Tuesday, April 8, 2014
NOAH (2014)
I don't know why I wanted to see Darren Aronofsky's version of the Noah's Ark story. Maybe I still had some leftover good will from BLACK SWAN, which I loved. Maybe I just wanted to see that big ass boat and the CGI flood.
What makes it odd for me to see this movie is that I don't like biblical epics. There's just something about them that throws up an especially daunting obstacle, an obvious artificiality that is trying so earnestly to be real. Biblical epics are campy in the worst way. The actors speak in English accents no matter when or where the story is set. They walk around in clothes that always seem too clean and too machine-made. Worst of all, despite their absurdity, the films tend to take themselves too seriously.
For their core audience, though, this balance of absurdity-to-seriousness is the key component. The biblical epic is to cinema what the Easter passion play at a Baptist church is to live theater--it sucks, sure, but for its audience it's essentially quality-proof. The message matters more than the form.
Yet NOAH is an interesting piece of work. For one thing, it's an adaptation of the story of the flood as found in the book of Genesis rather than a wax museum recreation of events. Aronofsky and his longtime cowriter Ari Hendel use the biblical account as a jumping off place for a fantasy story. (This will be a problem for people who consider the story of Noah to be a literal historical fact that must only be recreated with a certain precision--though since the story in Genesis is little more than a sketch of preposterous events, notions of precision here are subjective.) What the filmmakers have produced here is quite interesting.
Aronofsky's Noah is very much in keeping with the obsessed protagonists of his earlier films, from the math genius gone mad to the ballerina, uh, gone mad. Noah chases his vision of the end of the world, which is rendered in some powerfully effective scenes. The filmmakers also do a fine job of teasing out disturbing elements of the Noah story that rarely get much play. There's a great scene of Noah sitting, cold and silent, among his animals in the dripping ark as his family begs him to let in some of the screaming people being dashed to death by waves outside their doors. In the last third of this film, he becomes the de facto villain of the piece (though the film lamely keeps a real bad guy hidden in a storage compartment for no good reason other than to have a fistfight at the end). Convinced that mankind must die and that only the innocent (the animals) must survive, Noah determines to murder the child of his pregnant daughter-in-law. It's pretty dark stuff, but it seems fitting. Aronofsky's Noah is seized in an "end of mankind" fever--which makes him a perfect protagonist in our eschatological age.

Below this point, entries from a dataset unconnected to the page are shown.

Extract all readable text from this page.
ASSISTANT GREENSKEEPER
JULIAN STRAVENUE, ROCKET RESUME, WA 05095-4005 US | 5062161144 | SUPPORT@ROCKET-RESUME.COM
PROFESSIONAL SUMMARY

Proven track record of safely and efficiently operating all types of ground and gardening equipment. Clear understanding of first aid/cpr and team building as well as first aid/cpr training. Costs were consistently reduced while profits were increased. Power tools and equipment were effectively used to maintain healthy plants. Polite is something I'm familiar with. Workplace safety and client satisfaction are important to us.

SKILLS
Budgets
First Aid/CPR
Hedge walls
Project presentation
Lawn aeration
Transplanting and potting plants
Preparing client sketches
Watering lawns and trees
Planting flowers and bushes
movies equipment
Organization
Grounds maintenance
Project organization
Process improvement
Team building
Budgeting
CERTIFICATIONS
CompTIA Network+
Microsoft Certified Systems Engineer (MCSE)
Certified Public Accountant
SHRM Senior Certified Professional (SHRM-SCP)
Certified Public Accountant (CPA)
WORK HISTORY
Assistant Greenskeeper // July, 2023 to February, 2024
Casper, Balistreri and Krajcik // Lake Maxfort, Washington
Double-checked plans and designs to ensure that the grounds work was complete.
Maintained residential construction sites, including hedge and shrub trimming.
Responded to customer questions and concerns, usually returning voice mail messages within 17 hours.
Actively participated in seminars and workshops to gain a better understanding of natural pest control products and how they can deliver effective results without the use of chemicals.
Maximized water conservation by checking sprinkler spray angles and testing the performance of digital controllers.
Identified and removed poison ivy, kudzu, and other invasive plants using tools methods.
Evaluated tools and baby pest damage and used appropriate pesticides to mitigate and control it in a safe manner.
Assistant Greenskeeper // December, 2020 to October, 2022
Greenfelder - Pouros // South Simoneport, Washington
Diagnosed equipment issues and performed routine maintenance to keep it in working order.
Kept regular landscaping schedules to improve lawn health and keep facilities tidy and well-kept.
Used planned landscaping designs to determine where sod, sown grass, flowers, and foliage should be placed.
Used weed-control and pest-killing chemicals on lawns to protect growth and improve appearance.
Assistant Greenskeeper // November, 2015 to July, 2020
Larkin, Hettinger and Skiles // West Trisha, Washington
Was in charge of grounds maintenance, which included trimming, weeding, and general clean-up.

Most biblical movies stink for the simple reason that they tend to be geared toward audiences more interested in biblical fidelity than dramatic impact or cinematic ingenuity. I'm reminded of a something Roger Ebert once said about some Civil War movie--that it was made for people more interested in the Civil War than in movies. That nicely sums up the problem with most biblical movies. The conventional wisdom that "the book is better than the movie" is never more true than for people who consider the book to be the unerring Word Of God. One wonders, then, what the point of the movie could possibly be.
The only reason to make a biblical movie, it seems to me, is to take an ancient story and try to see it with new eyes. Love them or hate them, movies like Pasolini's THE GOSPEL ACCORDING TO MATTHEW or Scorsese's THE LAST TEMPTATION OF CHRIST or Gibson's THE PASSION OF THE CHRIST were startling interpretations of biblical texts that reframed the central story of Christianity in different ways. (Pasolini used it as a Marxist parable. Scorsese used to to explore the fraught relationship between body and spirit. Gibson cast it in almost psychotically fundamentalist terms.) Say what you will about Aronofsky and his new film--taking the story of Noah and using it to explore our current day obsession with the end of the world is a daring experiment.